Last quarter we ran AiT Audit against a mid-market SaaS company that had been Vanta-clean for two years. Type II reports immaculate, customer-facing trust portal green across the board. AiT Audit found:

  • Three Cloud Run services where the runner service account had owner-tier IAM on the project, not least-privilege scoped.
  • A Stripe webhook handler that did not verify the Stripe-Signature header on one of four endpoints. Anyone with the URL could replay a webhook.
  • A Slack bot integration where the OAuth token had channels:read, files:read, and im:history when the actual code only used chat:write.
  • A Supabase RLS policy that referenced auth.uid() instead of auth.uid()::text, which fails open under specific Clerk identity-token conditions documented in their February 2026 advisory.
  • An OpenAI API key checked into a private GitHub Gist (not the main repo, but discoverable via gh search) from a 2024 debugging session that nobody had rotated.

None of those are Vanta failures. Vanta was doing exactly what it was designed to do. They are code-and-config failures that compliance automation was not built to find.

How we run them together

On our tenant and on every client we onboard, the split looks like this. Vanta or Drata owns evidence collection, policy management, control mapping, and the audit-ready export. AiT Audit owns the code-level deep audit: IAM blast-radius analysis on every Cloud Run service, webhook signature verification across every endpoint, OAuth scope minimality checks against actual code call patterns, AI-system controls mapped against OWASP LLM Top 10 and NIST AI 600-1, and continuous secret-scanning across Gist, gist-like surfaces, and historical commit ranges.

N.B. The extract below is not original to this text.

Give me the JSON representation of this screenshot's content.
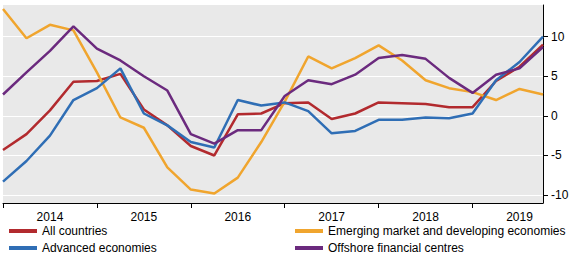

The output of AiT Audit feeds back into Vanta as evidence. Vanta gets richer. The auditor gets a more defensible report. The client gets coverage on the surface that the compliance platforms were not built for.

What to do this quarter

  1. Audit the audit. Ask your compliance platform vendor (Vanta, Drata, Secureframe, anyone) for the explicit list of what their integrations cover and, more importantly, what they do not cover. Get it in writing.
  2. Map your AI surface. List every model endpoint, every embeddings index, every fine-tuned model, every prompt-construction service. Cross-check against OWASP LLM Top 10. Most teams cannot fill in the spreadsheet.
  3. Run a OAuth scope audit on every integration with customer data access. The 2025 SaaS supply-chain breaches will be 2026 SaaS supply-chain breaches and 2027 SaaS supply-chain breaches. The shape will not change.
  4. Sign your SOC 2 with eyes open. A clean Type II is necessary. It is not the same thing as being secure.

Run a continuous code-level audit

AiT Audit is our continuous audit product. It runs alongside whatever compliance automation platform you already pay for. The first run finds an average of 11 issues that the compliance platform missed.

See AiT Audit findings sample

The bottom line

The bottom line: Vanta and Drata won the evidence-collection war. They are not the right tool to find the next breach in your stack, and they were never designed to be. The MSPs telling clients otherwise are oversimplifying for the renewal call. The right answer in 2026 is both, with the boundary clearly drawn.